Heading into the offseason, arguably the biggest hole on the Red Sox roster was their bullpen. It was clear they needed to make moves to improve the unit, but no one could have predicted they would have been this successful at remaking the group this early. They struck early by giving up a haul for Craig Kimbrel. That alone made their bullpen infinitely better than it was in 2015, creating a three-headed monster in Kimbrel, Koji Uehara and Junichi Tazawa. Then, on Monday, they struck again by acquiring Carson Smith in the Wade Miley deal.
Now, the team finds themselves with four legitimate late-game arms. The league as a whole is trending towards grouping elite relievers together, and the Red Sox appear to be taking this trend to heart. It’s an exciting time to be a reliever lover like myself, and it provides a few obvious benefits to Boston’s roster. Chief among those benefits may be the fact that it allows them to avoid overworking any of these pitchers, particularly Uehara and Tazawa. The former is entering his age-450 season, and the latter showed signs of fatigue after extreme workloads in each of the last three seasons. Now, they can spread out the high-leverage situations amongst this foursome.
Beyond the rest factor, however, there is a more interesting effect to watch for in 2016. John Farrell has been criticized in the past with how he uses his bullpen, but now he has a plethora of weapons at his disposal. How he uses each individual arm will be a fascinating thing to watch when the season gets rolling.

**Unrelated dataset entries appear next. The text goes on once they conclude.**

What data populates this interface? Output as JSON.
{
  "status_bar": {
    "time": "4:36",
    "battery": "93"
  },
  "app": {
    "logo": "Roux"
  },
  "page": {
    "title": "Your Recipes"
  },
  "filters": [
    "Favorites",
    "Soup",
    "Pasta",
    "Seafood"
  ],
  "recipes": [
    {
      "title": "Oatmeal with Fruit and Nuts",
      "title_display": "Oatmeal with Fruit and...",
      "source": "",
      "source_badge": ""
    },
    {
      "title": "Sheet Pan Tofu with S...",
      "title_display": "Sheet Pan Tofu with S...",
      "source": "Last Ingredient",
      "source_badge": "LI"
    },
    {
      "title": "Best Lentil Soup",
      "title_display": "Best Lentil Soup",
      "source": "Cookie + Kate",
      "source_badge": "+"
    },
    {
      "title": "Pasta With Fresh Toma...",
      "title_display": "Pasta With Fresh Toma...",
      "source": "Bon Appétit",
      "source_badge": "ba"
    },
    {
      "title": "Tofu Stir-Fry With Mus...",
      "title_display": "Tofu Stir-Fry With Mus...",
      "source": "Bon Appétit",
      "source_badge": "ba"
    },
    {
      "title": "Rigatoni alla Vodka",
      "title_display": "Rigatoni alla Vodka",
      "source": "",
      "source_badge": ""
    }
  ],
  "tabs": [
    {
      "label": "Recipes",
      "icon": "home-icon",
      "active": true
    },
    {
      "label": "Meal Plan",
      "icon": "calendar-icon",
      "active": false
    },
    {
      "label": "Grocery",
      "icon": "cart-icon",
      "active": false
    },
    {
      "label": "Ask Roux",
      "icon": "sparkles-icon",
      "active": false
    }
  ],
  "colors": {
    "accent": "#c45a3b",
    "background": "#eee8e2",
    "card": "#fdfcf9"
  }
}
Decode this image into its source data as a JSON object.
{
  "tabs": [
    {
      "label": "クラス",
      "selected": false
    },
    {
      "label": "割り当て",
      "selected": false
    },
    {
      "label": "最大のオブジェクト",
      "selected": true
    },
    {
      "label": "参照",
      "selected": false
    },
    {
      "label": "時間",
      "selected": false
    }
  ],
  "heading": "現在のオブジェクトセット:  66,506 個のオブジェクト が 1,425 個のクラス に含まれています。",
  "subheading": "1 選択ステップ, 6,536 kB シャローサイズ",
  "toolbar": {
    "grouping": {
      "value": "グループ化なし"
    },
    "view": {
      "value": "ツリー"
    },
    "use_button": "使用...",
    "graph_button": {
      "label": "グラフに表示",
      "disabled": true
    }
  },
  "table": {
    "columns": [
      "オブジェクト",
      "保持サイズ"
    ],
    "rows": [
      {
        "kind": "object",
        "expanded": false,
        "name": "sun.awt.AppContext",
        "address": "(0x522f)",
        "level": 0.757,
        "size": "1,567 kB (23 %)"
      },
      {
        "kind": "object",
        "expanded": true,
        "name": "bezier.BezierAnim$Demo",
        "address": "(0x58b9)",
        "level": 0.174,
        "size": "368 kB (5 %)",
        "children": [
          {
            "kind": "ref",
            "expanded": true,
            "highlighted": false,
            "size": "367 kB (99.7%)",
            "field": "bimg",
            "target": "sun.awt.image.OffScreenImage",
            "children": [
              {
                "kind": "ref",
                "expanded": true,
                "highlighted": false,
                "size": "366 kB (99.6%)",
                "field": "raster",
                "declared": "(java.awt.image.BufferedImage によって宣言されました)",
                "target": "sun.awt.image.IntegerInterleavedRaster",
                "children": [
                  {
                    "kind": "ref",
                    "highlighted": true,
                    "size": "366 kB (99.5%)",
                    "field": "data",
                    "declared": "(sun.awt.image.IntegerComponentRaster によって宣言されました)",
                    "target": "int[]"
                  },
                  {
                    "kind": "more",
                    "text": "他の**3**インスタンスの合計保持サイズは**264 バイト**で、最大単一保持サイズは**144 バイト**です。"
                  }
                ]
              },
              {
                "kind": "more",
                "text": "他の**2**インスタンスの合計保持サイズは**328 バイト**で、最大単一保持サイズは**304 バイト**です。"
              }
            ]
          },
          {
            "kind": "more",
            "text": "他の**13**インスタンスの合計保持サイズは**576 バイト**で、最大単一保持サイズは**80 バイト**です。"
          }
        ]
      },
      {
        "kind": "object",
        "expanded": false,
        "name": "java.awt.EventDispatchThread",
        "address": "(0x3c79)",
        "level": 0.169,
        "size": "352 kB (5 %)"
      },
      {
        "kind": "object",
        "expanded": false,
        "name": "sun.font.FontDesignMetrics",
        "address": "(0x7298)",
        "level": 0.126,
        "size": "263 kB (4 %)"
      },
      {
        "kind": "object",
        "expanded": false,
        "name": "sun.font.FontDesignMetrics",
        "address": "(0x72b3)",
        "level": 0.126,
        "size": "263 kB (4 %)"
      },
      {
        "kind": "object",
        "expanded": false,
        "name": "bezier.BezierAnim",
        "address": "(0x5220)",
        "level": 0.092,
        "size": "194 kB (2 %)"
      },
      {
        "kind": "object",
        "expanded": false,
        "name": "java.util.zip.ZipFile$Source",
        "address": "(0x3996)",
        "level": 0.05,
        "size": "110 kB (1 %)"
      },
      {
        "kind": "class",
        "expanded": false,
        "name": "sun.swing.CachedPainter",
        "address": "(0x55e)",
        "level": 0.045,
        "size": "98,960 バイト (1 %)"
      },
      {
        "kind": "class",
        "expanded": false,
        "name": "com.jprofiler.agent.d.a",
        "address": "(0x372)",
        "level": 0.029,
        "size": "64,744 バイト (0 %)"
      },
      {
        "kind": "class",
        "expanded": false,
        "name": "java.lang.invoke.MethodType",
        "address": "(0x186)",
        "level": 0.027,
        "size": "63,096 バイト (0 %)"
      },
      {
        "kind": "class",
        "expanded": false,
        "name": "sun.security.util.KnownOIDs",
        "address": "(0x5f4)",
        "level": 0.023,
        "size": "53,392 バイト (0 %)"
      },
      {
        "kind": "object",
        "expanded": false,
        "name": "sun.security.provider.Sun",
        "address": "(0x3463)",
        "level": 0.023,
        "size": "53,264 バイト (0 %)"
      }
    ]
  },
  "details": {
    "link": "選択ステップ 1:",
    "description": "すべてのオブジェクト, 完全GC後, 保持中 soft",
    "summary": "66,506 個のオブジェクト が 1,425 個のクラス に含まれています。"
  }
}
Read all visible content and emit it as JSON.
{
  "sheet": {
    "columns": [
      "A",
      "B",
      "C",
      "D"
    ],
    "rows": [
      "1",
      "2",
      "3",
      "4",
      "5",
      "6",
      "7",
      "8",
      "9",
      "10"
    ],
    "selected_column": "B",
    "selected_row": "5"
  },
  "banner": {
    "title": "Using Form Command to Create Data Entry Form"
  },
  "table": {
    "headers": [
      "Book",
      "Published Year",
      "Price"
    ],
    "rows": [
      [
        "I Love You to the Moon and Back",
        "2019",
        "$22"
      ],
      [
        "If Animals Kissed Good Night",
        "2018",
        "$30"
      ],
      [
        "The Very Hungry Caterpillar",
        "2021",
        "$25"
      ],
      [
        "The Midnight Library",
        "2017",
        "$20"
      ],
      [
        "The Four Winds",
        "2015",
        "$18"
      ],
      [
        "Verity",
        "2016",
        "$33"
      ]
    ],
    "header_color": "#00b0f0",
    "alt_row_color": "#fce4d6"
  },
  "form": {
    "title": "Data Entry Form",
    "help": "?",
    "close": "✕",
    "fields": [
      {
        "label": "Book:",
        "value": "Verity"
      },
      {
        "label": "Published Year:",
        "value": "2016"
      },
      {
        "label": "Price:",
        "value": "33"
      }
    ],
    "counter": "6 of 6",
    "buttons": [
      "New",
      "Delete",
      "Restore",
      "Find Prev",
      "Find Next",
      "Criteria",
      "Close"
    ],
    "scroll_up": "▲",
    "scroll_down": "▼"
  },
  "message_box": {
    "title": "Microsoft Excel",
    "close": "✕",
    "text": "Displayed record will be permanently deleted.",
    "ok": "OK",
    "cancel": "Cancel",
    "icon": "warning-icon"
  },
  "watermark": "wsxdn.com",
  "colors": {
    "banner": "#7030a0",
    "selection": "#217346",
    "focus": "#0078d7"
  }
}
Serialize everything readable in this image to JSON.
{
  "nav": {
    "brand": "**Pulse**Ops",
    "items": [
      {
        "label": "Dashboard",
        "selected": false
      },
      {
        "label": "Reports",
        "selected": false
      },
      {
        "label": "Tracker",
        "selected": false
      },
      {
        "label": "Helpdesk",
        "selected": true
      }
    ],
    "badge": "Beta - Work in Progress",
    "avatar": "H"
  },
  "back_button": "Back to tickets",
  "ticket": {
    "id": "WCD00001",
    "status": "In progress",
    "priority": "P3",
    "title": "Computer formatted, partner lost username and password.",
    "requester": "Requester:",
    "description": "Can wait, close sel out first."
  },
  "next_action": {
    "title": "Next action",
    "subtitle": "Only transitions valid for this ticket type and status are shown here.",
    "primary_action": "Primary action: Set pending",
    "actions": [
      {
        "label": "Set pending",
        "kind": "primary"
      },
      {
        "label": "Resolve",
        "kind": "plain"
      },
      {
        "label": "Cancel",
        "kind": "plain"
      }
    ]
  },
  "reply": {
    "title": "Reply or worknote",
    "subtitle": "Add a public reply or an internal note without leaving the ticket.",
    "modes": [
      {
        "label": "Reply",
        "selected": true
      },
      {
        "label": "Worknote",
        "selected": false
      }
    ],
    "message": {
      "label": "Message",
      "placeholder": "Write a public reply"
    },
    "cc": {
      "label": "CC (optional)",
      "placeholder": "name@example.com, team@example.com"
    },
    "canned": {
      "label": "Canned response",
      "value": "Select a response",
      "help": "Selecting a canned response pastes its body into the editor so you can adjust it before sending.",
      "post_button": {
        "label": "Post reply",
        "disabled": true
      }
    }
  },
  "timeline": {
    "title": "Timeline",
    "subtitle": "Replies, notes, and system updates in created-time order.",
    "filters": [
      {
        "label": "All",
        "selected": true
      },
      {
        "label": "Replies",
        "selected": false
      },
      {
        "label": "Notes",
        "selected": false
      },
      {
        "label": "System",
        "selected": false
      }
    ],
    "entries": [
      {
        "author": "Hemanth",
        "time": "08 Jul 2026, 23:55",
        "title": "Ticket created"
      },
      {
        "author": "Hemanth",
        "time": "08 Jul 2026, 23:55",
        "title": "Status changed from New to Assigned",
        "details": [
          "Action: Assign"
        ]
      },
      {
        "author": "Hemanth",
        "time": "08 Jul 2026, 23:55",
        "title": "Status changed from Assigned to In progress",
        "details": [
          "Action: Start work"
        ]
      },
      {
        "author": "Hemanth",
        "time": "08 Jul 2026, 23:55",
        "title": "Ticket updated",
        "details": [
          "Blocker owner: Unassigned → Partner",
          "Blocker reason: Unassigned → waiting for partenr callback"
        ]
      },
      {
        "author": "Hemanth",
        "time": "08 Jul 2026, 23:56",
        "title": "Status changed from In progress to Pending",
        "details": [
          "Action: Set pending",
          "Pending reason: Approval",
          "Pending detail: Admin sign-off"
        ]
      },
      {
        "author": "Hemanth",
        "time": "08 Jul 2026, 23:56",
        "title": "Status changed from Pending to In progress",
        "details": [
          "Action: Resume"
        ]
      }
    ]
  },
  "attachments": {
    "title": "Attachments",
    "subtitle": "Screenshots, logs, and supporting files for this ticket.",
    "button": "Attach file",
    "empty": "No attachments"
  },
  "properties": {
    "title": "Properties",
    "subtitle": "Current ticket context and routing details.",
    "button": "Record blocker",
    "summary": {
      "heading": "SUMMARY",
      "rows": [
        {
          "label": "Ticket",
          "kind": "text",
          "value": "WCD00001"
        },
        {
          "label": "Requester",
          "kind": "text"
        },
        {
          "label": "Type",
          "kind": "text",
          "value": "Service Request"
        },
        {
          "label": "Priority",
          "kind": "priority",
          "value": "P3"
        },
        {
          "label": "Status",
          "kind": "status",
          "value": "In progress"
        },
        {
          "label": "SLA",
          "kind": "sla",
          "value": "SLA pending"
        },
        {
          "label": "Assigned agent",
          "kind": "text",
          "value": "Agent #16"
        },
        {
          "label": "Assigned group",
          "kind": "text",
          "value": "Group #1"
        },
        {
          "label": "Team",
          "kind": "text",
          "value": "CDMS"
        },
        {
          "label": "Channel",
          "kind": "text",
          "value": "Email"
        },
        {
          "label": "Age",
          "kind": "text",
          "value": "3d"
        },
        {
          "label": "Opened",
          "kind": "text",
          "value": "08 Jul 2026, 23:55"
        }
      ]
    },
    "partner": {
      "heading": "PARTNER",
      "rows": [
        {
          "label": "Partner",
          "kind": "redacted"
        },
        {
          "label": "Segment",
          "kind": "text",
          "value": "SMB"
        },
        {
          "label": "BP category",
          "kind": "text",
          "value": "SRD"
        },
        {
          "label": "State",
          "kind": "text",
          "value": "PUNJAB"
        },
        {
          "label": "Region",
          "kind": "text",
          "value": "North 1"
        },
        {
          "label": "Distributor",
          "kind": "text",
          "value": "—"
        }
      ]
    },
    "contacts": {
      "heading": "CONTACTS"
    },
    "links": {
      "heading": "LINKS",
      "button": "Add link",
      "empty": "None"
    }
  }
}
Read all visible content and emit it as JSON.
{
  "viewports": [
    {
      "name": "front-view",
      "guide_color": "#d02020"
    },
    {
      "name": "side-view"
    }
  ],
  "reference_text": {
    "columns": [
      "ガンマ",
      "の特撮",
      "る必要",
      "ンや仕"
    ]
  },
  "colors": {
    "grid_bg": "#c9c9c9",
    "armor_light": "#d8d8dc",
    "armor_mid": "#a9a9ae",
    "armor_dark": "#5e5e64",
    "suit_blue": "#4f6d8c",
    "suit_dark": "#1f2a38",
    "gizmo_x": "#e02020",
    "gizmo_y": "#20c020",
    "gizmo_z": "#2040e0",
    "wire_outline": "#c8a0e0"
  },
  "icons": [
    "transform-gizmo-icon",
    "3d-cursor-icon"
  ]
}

It seems to go without saying that Kimbrel will receive the bulk of the save opportunities. Uehara likely has a clear role set up for him in the eighth. The league is starting to get away from strict roles like this, and I fully expect the Red Sox to get more creative than this on some nights, but this will be the late-game structure more often than not. What’s more interesting though, in my opinion at least, is how Smith gets used.
Before we delve deeper into how the newest Red Sox reliever will be used, let’s take a second to appreciate just how good he was in 2015. In his first full major-league season, Smith emerged as one of the best young bullpen arms in the game. He split the year between a setup and closing role, tossing 70 innings with a 2.31 ERA and a 164 ERA+. Those numbers are more than backed up by his peripherals, too. The 25-year-old finished tied for seventh in FIP- amongst all pitchers with at least 60 innings with Ken Giles. He also finished tied for twelfth in cFIP (which takes in more contextual factors than the three true outcomes) with Wade Davis and Darren O’Day, and tied for fourteenth in DRA- with Justin Verlander, Ryan Madson and Pedro Strop. The dude was flat-out dominant.
How he does it is even more interesting. While he throws in the mid-90’s, he’s not exactly a blow-away fastball kind of pitcher. Instead, he gets the job done primarily with a nasty slider/sinker mix. Even without the elite velocity, he gets strikeouts in spades, striking out roughly a third of his opponents over 78-1/3 career innings. More importantly, his arsenal leads to a ton of ground balls. Per Baseball Prospectus, Smith induced grounders on 66 percent of his batted balls last year. Looking again at the group of pitchers with at least 60 innings, only four of them had higher ground ball rates.
All of this brings us back to the best way to utilize this skillset. With the top two late-inning spots already locked down, Farrell can afford to use Smith in unorthodox roles. They don’t need a specific pitcher to save for the seventh inning, and even if they wanted that Tazawa is still there. Instead, Smith can be unleaded early in a game — think the fifth or sixth inning if the situation calls for it — and Farrell doesn’t need to worry about not having options later. Specifically, Smith can be used to get the Red Sox starters out of jams, like the Mac to their Dennis.
The one concern is that this isn't a role that he was used in very often with Seattle. This was mostly a product of them needing to save him for the end of games, but he only inherited a runner in 23 of his 70 appearances. However, his skill set is perfect for this role. When there are runners on base in a key situation, there are two things a pitcher wants to do. He either wants to get a strikeout, thereby ensuring that the runners can’t advance. As I mentioned above, Smith can do that at an elite level. Failing that, they want to induce a ground ball, either forcing a double play or at least preventing sac flies and run-scoring doubles. Again, Smith is great at this.
Having someone like this is particularly beneficial to a team like the Red Sox. Even if one assumes the rotation is improved over last year — and it almost certainly is — it is still far from perfect. Beyond David Price, there are four question marks of varying degrees. Chances are, there will be a fair amount of games that come down to a high-leverage jam in the fifth or sixth inning, and Smith is the perfect guy to get out of those kind of jams.
Farrell looks like he’s going to have a fun box of toys to play with in the bullpen this year, and how he utilizes them will be a big storyline for the season. While Carson Smith is typically one of the two best pitchers in a bullpen, the Red Sox can afford to use him as a traditional middle reliever. He’s perfect suited to get out of mid game jams, and Farrell doesn't have to worry about who will pitch in later games if he uses Smith in the fifth or sixth innings. He can afford to be aggressive with his bevy of relievers, and Smith specifically, and I for one am excited to watch it happen.